Three new species of wētā have been discovered in New Zealand's southern islands, all belonging to two new genera new to science.
Massey University professor in evolutionary ecology Steven Trewick detailed the discoveries in a newly published paper, Two new genera of tokoriro (Orthoptera: Rhaphidophoridae: Macropathinae) from Aotearoa New Zealand.
The new species are Crux boudica, Crux heggi and Occultastella morgana.
"Unfortunately, they're not giant ones, and perhaps that's why it's taken a little bit longer to encounter them," Trewick told RNZ's Morning Report on Tuesday.
"They're quite small, cryptic, but very pretty and interesting once you've seen that they're there."
Occultastella was found in the coal seam soils of Denniston Plateau on the West Coast. Trewick described its appearance as "startling". Its genus name means 'hidden star', and the species was named for orthopterist Mary Morgan-Richards, whom Trewick's paper said "contributed extensively on the ecology, systematics and taxonomy of New Zealand Rhaphidphoridae and Anostostomatidae" (different types of wētā).
"It's little, very dark and it has these extraordinary white flame markings on its head… There's some sort of economic history about that area," he said, referring to the region's mining industry, "so it was quite extraordinary finding a whole new not just species, but a whole new genus, at that location."
Crux boudica and Crux heggi were found on Rakiura / Stewart Island. 'Crux' is a constellation also known as the Southern Cross. The former was named after the Iceni queen who led an uprising against the conquering Romans in the first century CE "who apparently had that chariot with swords on her wheels".
"Well, the females of this species have this whole set of prongs and spikes sticking out from their bellies that must be something to do with them controlling the reproductive activity with males of that species.
"We've never seen them at it, but it's very formidable armoury… that's not normal in wētā. There are some other kinds of wētā where the females are, you know, dominant in controlling the reproductive activity, but they do it in other ways - by demanding natural gifts, presents from the males before they allow them to mate. But there seems to be a slightly different approach to the business."
Genus, plural genera, are the taxonomic grouping above species - for example, while lions and tigers are different species, they belong to the genus panthera - basically, big cats.
Crux heggi's species name came from orthopterist Danilo Hegg, "who collected specimens of this taxon and who has contributed extensively to revision of the New Zealand Rhaphidophoridae".
Trewick said the number of known wētā species was increasing "all the time", though none of those introduced in his new paper were giant, "unfortunately".
"The wētā that people are most familiar with are the tree wētā and obviously giant wētā, the species that we talk about - although most people won't encounter a giant wētā unless they're on a reserve island. But the majority of our diversity is in the group that we commonly call cave wētā, even though most of them don't live in caves.
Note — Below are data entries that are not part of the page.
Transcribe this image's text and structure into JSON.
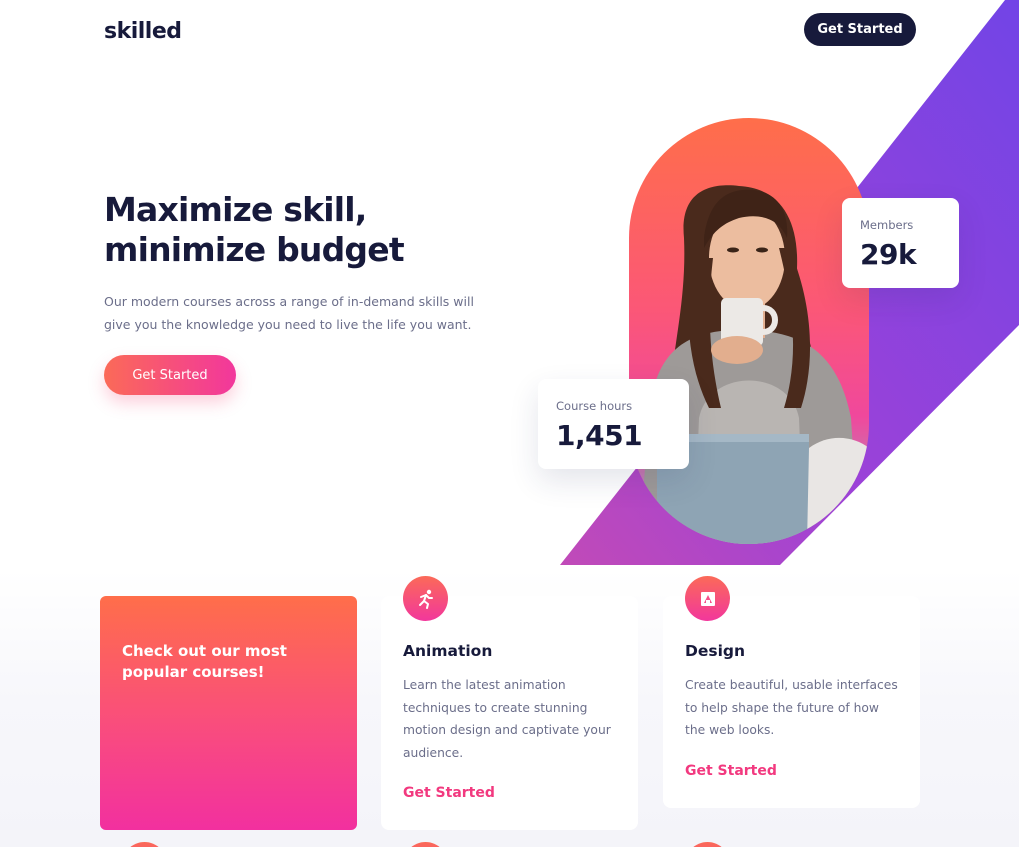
{
  "header": {
    "logo": "skilled",
    "cta_label": "Get Started"
  },
  "hero": {
    "title_line1": "Maximize skill,",
    "title_line2": "minimize budget",
    "description": "Our modern courses across a range of in-demand skills will give you the knowledge you need to live the life you want.",
    "cta_label": "Get Started"
  },
  "stats": {
    "members": {
      "label": "Members",
      "value": "29k"
    },
    "course_hours": {
      "label": "Course hours",
      "value": "1,451"
    }
  },
  "promo": {
    "text": "Check out our most popular courses!"
  },
  "courses": [
    {
      "icon": "running-person-icon",
      "title": "Animation",
      "description": "Learn the latest animation techniques to create stunning motion design and captivate your audience.",
      "link_label": "Get Started"
    },
    {
      "icon": "design-frame-icon",
      "title": "Design",
      "description": "Create beautiful, usable interfaces to help shape the future of how the web looks.",
      "link_label": "Get Started"
    }
  ],
  "colors": {
    "navy": "#171a3b",
    "accent_orange": "#ff6e4a",
    "accent_pink": "#f2379c",
    "stripe_purple": "#7a4be8",
    "text_muted": "#6b6e8a",
    "link_pink": "#f2397f"
  }
}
Most of them are in the forests, the native forests, up in the alpine zones in amongst the rocks, for instance.
"And we're talking, you know, something 70-plus species - and new stuff being discovered all the time, which is why we're sort of we're making a point of finding these species, because it is extraordinary in a country like New Zealand to be discovering new diversity even amongst fairly familiar kinds of organisms, like wētā."
He said research had now proved wētā were amongst the species which began thriving and evolving not long after New Zealand began to form over 16 million years ago.
"It does tell us something, because we have got fossil time-calibrated phylogenetics - so we've got some hypotheses now, some well-supported hypotheses about the patterns of diversification.
"And, so we can see that, particularly amongst these so-called cave wētā, the diversity starts increasing in the Miocene period - so that's about 16 to 19 million years ago when the New Zealand that we sort of recognise now started to form, started to come out of the ocean with the tectonic activity along the Alpine Fault and then diversification is kicking off then… very noticeably in wētā."